Selank / Semax / DSIP / Dihexa
Neuropeptide Monitoring: Selank, Semax, DSIP, and Dihexa — No New Western Clinical Data
Literature surveillance through February 2025.
Our surveillance of PubMed, Cochrane, and major medical databases found no new English-language clinical trials published for Selank, Semax, DSIP, or Dihexa during this reporting period. Selank and Semax remain approved in Russia for anxiety and cognitive applications, respectively, with most published data in Russian-language journals. Dihexa continues to draw interest from the nootropics community based on its angiotensin IV analogue mechanism and preclinical HGF/c-Met pathway data, but no human safety or efficacy trials have been initiated. We will continue monitoring these compounds monthly.
KPV / LL-37
Anti-Inflammatory Peptides: KPV and LL-37 Remain Preclinical
Literature surveillance through February 2025.
KPV (α-MSH tripeptide fragment with NF-κB inhibition) and LL-37 (cathelicidin-derived antimicrobial/immunomodulatory peptide) had no new clinical trial data published in this period. KPV remains of interest for gut inflammation (IBD) applications based on murine colitis models. LL-37 continues to be studied for its broad-spectrum antimicrobial properties and wound healing potential. Both compounds are available in compounding pharmacy settings but lack the clinical trial infrastructure of the GLP-1 class.
Humanin
Humanin: Mitochondrial-Derived Neuroprotective Peptide — Preclinical Monitoring Continues
Literature surveillance. No new clinical trials.
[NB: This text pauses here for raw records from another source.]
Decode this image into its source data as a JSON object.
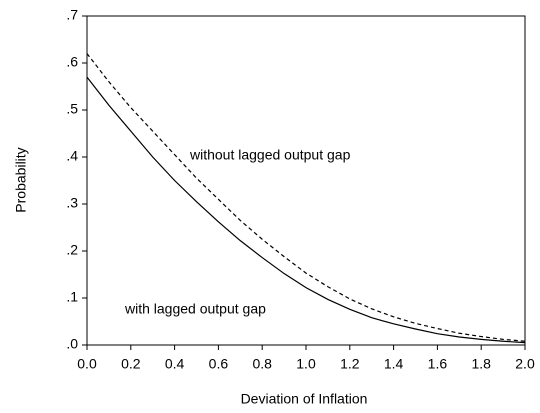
{
  "chart_data": {
    "type": "line",
    "x_label": "Deviation of Inflation",
    "y_label": "Probability",
    "x": [
      0,
      0.1,
      0.2,
      0.3,
      0.4,
      0.5,
      0.6,
      0.7,
      0.8,
      0.9,
      1.0,
      1.1,
      1.2,
      1.3,
      1.4,
      1.5,
      1.6,
      1.7,
      1.8,
      1.9,
      2.0
    ],
    "series": [
      {
        "name": "with lagged output gap",
        "color": "#000000",
        "line_style": "solid",
        "values": [
          0.57,
          0.51,
          0.455,
          0.4,
          0.35,
          0.305,
          0.262,
          0.222,
          0.186,
          0.152,
          0.122,
          0.097,
          0.076,
          0.058,
          0.045,
          0.034,
          0.024,
          0.017,
          0.012,
          0.008,
          0.005
        ]
      },
      {
        "name": "without lagged output gap",
        "color": "#000000",
        "line_style": "dashed",
        "values": [
          0.62,
          0.56,
          0.505,
          0.455,
          0.405,
          0.355,
          0.31,
          0.265,
          0.225,
          0.188,
          0.153,
          0.124,
          0.098,
          0.077,
          0.06,
          0.046,
          0.035,
          0.025,
          0.018,
          0.012,
          0.008
        ]
      }
    ],
    "xlim": [
      0,
      2.0
    ],
    "xticks": [
      {
        "value": 0,
        "label": "0.0"
      },
      {
        "value": 0.2,
        "label": "0.2"
      },
      {
        "value": 0.4,
        "label": "0.4"
      },
      {
        "value": 0.6,
        "label": "0.6"
      },
      {
        "value": 0.8,
        "label": "0.8"
      },
      {
        "value": 1.0,
        "label": "1.0"
      },
      {
        "value": 1.2,
        "label": "1.2"
      },
      {
        "value": 1.4,
        "label": "1.4"
      },
      {
        "value": 1.6,
        "label": "1.6"
      },
      {
        "value": 1.8,
        "label": "1.8"
      },
      {
        "value": 2.0,
        "label": "2.0"
      }
    ],
    "ylim": [
      0,
      0.7
    ],
    "yticks": [
      {
        "value": 0,
        "label": ".0"
      },
      {
        "value": 0.1,
        "label": ".1"
      },
      {
        "value": 0.2,
        "label": ".2"
      },
      {
        "value": 0.3,
        "label": ".3"
      },
      {
        "value": 0.4,
        "label": ".4"
      },
      {
        "value": 0.5,
        "label": ".5"
      },
      {
        "value": 0.6,
        "label": ".6"
      },
      {
        "value": 0.7,
        "label": ".7"
      }
    ],
    "grid": false
  }
}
Humanin, a 24-amino-acid mitochondrial-derived peptide (MDP) with cytoprotective and neuroprotective properties, had no new clinical publications in this period. The compound remains in preclinical investigation for its role in protecting against Alzheimer's pathology, age-related metabolic decline, and oxidative stress. Like MOTS-c, Humanin is increasingly discussed as part of the broader mitochondrial-derived peptide class that may offer endogenous aging biomarkers and therapeutic targets.
Melanotan II / PT-141
Melanocortin Peptides: PT-141 (Bremelanotide) Maintains FDA-Approved Status; Melanotan II Unchanged
Status review. No new clinical data beyond post-marketing surveillance.
PT-141 (Bremelanotide / Vyleesi) remains FDA-approved for hypoactive sexual desire disorder (HSDD) in premenopausal women. No new indication expansions or major clinical publications were identified in this period. Melanotan II remains unapproved and is associated with known risks including nausea, flushing, and the theoretical concern of nevi progression. No new safety or efficacy studies were published.
What to Watch — March 2025
EVOKE/EVOKE+ readout timeline: With main-phase results expected later this year, any early efficacy signals will dominate peptide news cycles.
Elamipretide (SS-31) FDA decision: The Barth syndrome submission is progressing toward what would be a landmark — the first approved mitochondria-targeted drug.
Retatrutide TRIUMPH data: As Phase 3 readouts begin arriving, the triple-agonist's safety profile (especially relative to tirzepatide) will be closely scrutinized.
BPC-157 regulatory movement: The growing orthopedic literature base may accelerate interest in formal clinical trials — especially for the stabilized PDA formulation.